- Batzos cheese from Veroia, Greece
- Country of origin: Greece
- Region: Western Macedonia, Central Macedonia and Thessaly
- Source of milk: Sheep's or goat's milk, or a mixture
- Pasteurized: Raw or pasteurized
- Texture: Semi-hard to hard
- Fat content: At least 25% in dry matter
- Aging time: At least 3 months
- Certification: PDO (1996)

= Batzos =

Greek brined cheese

Batzos (Μπάτζος) is a traditional Greek brined cheese. It is made from sheep's milk, goat's milk, or a mixture of the two. It is rindless and semi-hard to hard, with a white to pale yellow body, numerous irregular holes, and a salty, slightly piquant flavor. Its protected production area comprises Western Macedonia, Central Macedonia and Thessaly. The name was recognized in Greece in 1994 and registered as a Protected designation of origin in the European Union in 1996.

==Characteristics==
The PDO specification limits the cheese's moisture to 45 percent by weight and requires at least 25 percent fat in dry matter. Batzos has no rind. Its body is white to pale yellow and contains many irregular holes. A scholarly review describes it as a low-fat cheese with a sourish and lightly piquant taste.

==Production==
The PDO specification permits raw or pasteurized sheep's or goat's milk, or a mixture of the two. The milk must come from locally adapted breeds raised within the defined production area, with feed based on the area's flora, and it is partially skimmed before cheesemaking.

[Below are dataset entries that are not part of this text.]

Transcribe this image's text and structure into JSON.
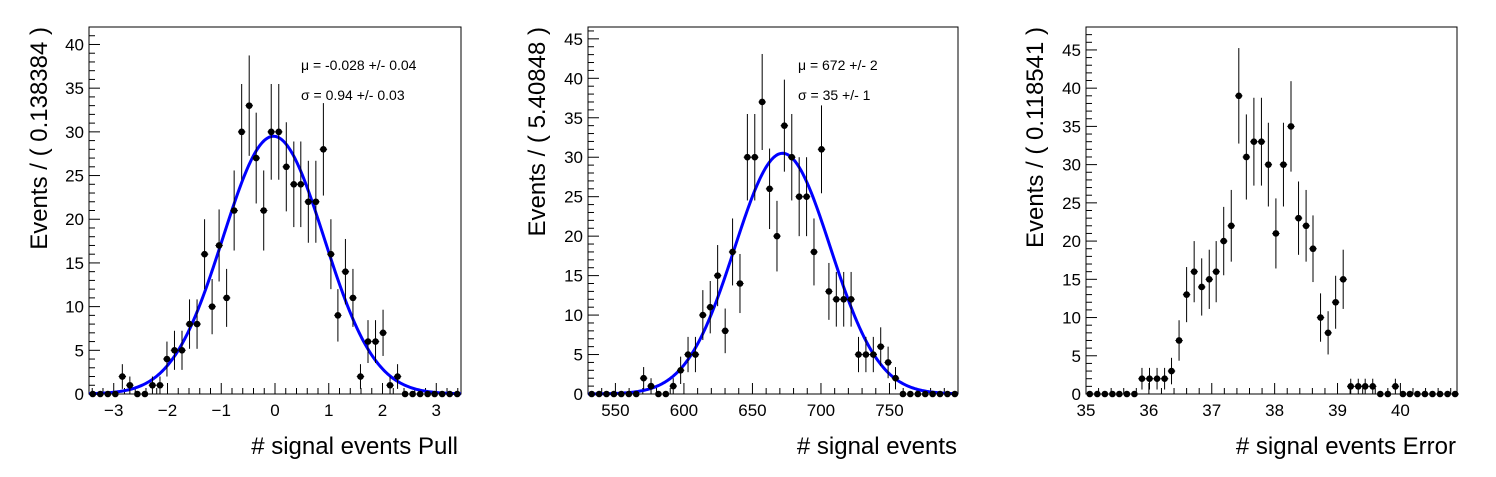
{
  "chart_data": [
    {
      "type": "scatter",
      "xlabel": "# signal events Pull",
      "ylabel": "Events / ( 0.138384 )",
      "xlim": [
        -3.46,
        3.46
      ],
      "ylim": [
        0,
        42
      ],
      "xticks": [
        -3,
        -2,
        -1,
        0,
        1,
        2,
        3
      ],
      "xtick_labels": [
        "−3",
        "−2",
        "−1",
        "0",
        "1",
        "2",
        "3"
      ],
      "yticks": [
        0,
        5,
        10,
        15,
        20,
        25,
        30,
        35,
        40
      ],
      "ytick_labels": [
        "0",
        "5",
        "10",
        "15",
        "20",
        "25",
        "30",
        "35",
        "40"
      ],
      "annotations": [
        "μ = -0.028 +/- 0.04",
        "σ = 0.94 +/- 0.03"
      ],
      "fit": {
        "type": "gaussian",
        "mean": -0.028,
        "sigma": 0.94,
        "amplitude": 29.5,
        "color": "#0000ff"
      },
      "marker_color": "#000000",
      "series": [
        {
          "x": [
            -3.39,
            -3.25,
            -3.11,
            -2.97,
            -2.84,
            -2.7,
            -2.56,
            -2.42,
            -2.28,
            -2.14,
            -2.01,
            -1.87,
            -1.73,
            -1.59,
            -1.45,
            -1.31,
            -1.17,
            -1.04,
            -0.9,
            -0.76,
            -0.62,
            -0.48,
            -0.35,
            -0.21,
            -0.07,
            0.07,
            0.21,
            0.35,
            0.48,
            0.62,
            0.76,
            0.9,
            1.04,
            1.17,
            1.31,
            1.45,
            1.59,
            1.73,
            1.87,
            2.01,
            2.14,
            2.28,
            2.42,
            2.56,
            2.7,
            2.84,
            2.97,
            3.11,
            3.25,
            3.39
          ],
          "y": [
            0,
            0,
            0,
            0,
            2,
            1,
            0,
            0,
            1,
            1,
            4,
            5,
            5,
            8,
            8,
            16,
            10,
            17,
            11,
            21,
            30,
            33,
            27,
            21,
            30,
            30,
            26,
            24,
            24,
            22,
            22,
            28,
            16,
            9,
            14,
            11,
            2,
            6,
            6,
            7,
            1,
            2,
            0,
            0,
            0,
            0,
            0,
            0,
            0,
            0
          ]
        }
      ]
    },
    {
      "type": "scatter",
      "xlabel": "# signal events",
      "ylabel": "Events / ( 5.40848 )",
      "xlim": [
        530,
        800
      ],
      "ylim": [
        0,
        46.5
      ],
      "xticks": [
        550,
        600,
        650,
        700,
        750
      ],
      "xtick_labels": [
        "550",
        "600",
        "650",
        "700",
        "750"
      ],
      "yticks": [
        0,
        5,
        10,
        15,
        20,
        25,
        30,
        35,
        40,
        45
      ],
      "ytick_labels": [
        "0",
        "5",
        "10",
        "15",
        "20",
        "25",
        "30",
        "35",
        "40",
        "45"
      ],
      "annotations": [
        "μ = 672 +/- 2",
        "σ = 35 +/- 1"
      ],
      "fit": {
        "type": "gaussian",
        "mean": 672,
        "sigma": 35,
        "amplitude": 30.5,
        "color": "#0000ff"
      },
      "marker_color": "#000000",
      "series": [
        {
          "x": [
            532.7,
            538.1,
            543.5,
            548.9,
            554.3,
            559.8,
            565.2,
            570.6,
            576.0,
            581.4,
            586.8,
            592.2,
            597.6,
            603.0,
            608.4,
            613.8,
            619.2,
            624.6,
            630.1,
            635.5,
            640.9,
            646.3,
            651.7,
            657.1,
            662.5,
            667.9,
            673.3,
            678.7,
            684.1,
            689.5,
            694.9,
            700.4,
            705.8,
            711.2,
            716.6,
            722.0,
            727.4,
            732.8,
            738.2,
            743.6,
            749.0,
            754.4,
            759.8,
            765.2,
            770.7,
            776.1,
            781.5,
            786.9,
            792.3,
            797.7
          ],
          "y": [
            0,
            0,
            0,
            0,
            0,
            0,
            0,
            2,
            1,
            0,
            0,
            1,
            3,
            5,
            5,
            10,
            11,
            15,
            8,
            18,
            14,
            30,
            30,
            37,
            26,
            20,
            34,
            30,
            25,
            25,
            18,
            31,
            13,
            12,
            12,
            12,
            5,
            5,
            5,
            6,
            4,
            2,
            0,
            0,
            0,
            0,
            0,
            0,
            0,
            0
          ]
        }
      ]
    },
    {
      "type": "scatter",
      "xlabel": "# signal events Error",
      "ylabel": "Events / ( 0.118541 )",
      "xlim": [
        35,
        40.9
      ],
      "ylim": [
        0,
        48
      ],
      "xticks": [
        35,
        36,
        37,
        38,
        39,
        40
      ],
      "xtick_labels": [
        "35",
        "36",
        "37",
        "38",
        "39",
        "40"
      ],
      "yticks": [
        0,
        5,
        10,
        15,
        20,
        25,
        30,
        35,
        40,
        45
      ],
      "ytick_labels": [
        "0",
        "5",
        "10",
        "15",
        "20",
        "25",
        "30",
        "35",
        "40",
        "45"
      ],
      "annotations": [],
      "marker_color": "#000000",
      "series": [
        {
          "x": [
            35.06,
            35.18,
            35.3,
            35.42,
            35.53,
            35.65,
            35.77,
            35.89,
            36.01,
            36.13,
            36.25,
            36.36,
            36.48,
            36.6,
            36.72,
            36.84,
            36.96,
            37.07,
            37.19,
            37.31,
            37.43,
            37.55,
            37.67,
            37.79,
            37.9,
            38.02,
            38.14,
            38.26,
            38.38,
            38.5,
            38.61,
            38.73,
            38.85,
            38.97,
            39.09,
            39.21,
            39.33,
            39.44,
            39.56,
            39.68,
            39.8,
            39.92,
            40.04,
            40.15,
            40.27,
            40.39,
            40.51,
            40.63,
            40.75,
            40.87
          ],
          "y": [
            0,
            0,
            0,
            0,
            0,
            0,
            0,
            2,
            2,
            2,
            2,
            3,
            7,
            13,
            16,
            14,
            15,
            16,
            20,
            22,
            39,
            31,
            33,
            33,
            30,
            21,
            30,
            35,
            23,
            22,
            19,
            10,
            8,
            12,
            15,
            1,
            1,
            1,
            1,
            0,
            0,
            1,
            0,
            0,
            0,
            0,
            0,
            0,
            0,
            0
          ]
        }
      ]
    }
  ]
}
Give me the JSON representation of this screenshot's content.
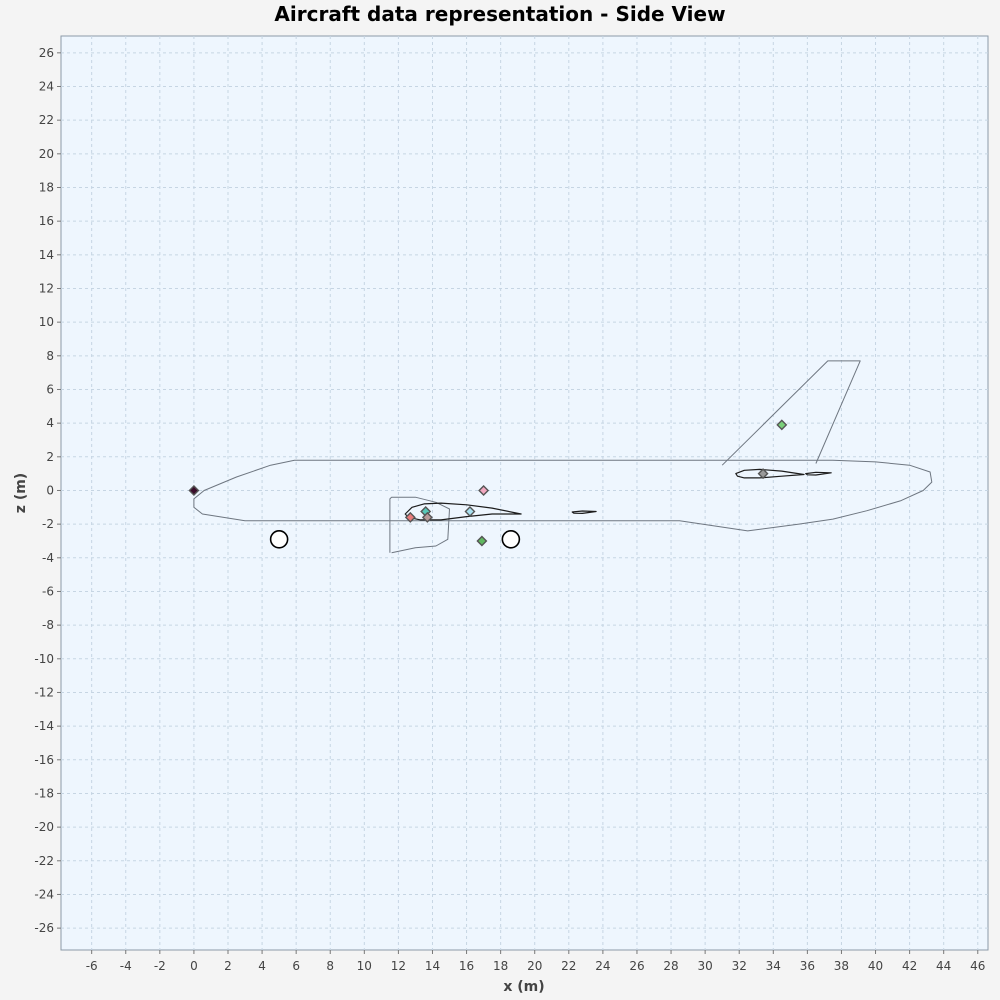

The milk is generally warmed to 28 to 32 C and coagulated with rennet for about 50 minutes. The curd is broken into small pieces, stirred, heated to as much as 45 C, and drained in cheesecloth. On the following day it is cut into slices and dry-salted with coarse salt. After approximately five days, the cheese is placed in containers with brine containing 10 to 12 percent salt and matured for at least three months. Production and maturation must take place within the designated region.

In the traditional method, repeated stirring or beating of the thickening milk transfers a substantial proportion of its fat to the whey. The fat-rich whey can then be used to make butter when sheep's milk is used, or Manouri when goat's milk or mixed milk is used. This process leaves Batzos comparatively low in fat.

==Protected designation of origin==
The Greek Ministry of Agriculture recognized Batzos as a protected designation of origin in January 1994. A correction published in February 1994 added Thessaly to the stated production area and clarified that the cheese has a semi-hard to hard body. The name was registered at European Community level by Commission Regulation (EC) No 1107/96, which entered into force on June 21, 1996.

Under the PDO specification, the use of colorants, preservatives and antibiotic substances in the cheese or its brine is prohibited.

==Culinary uses==
Batzos may be eaten plain, fried, or served with eggs.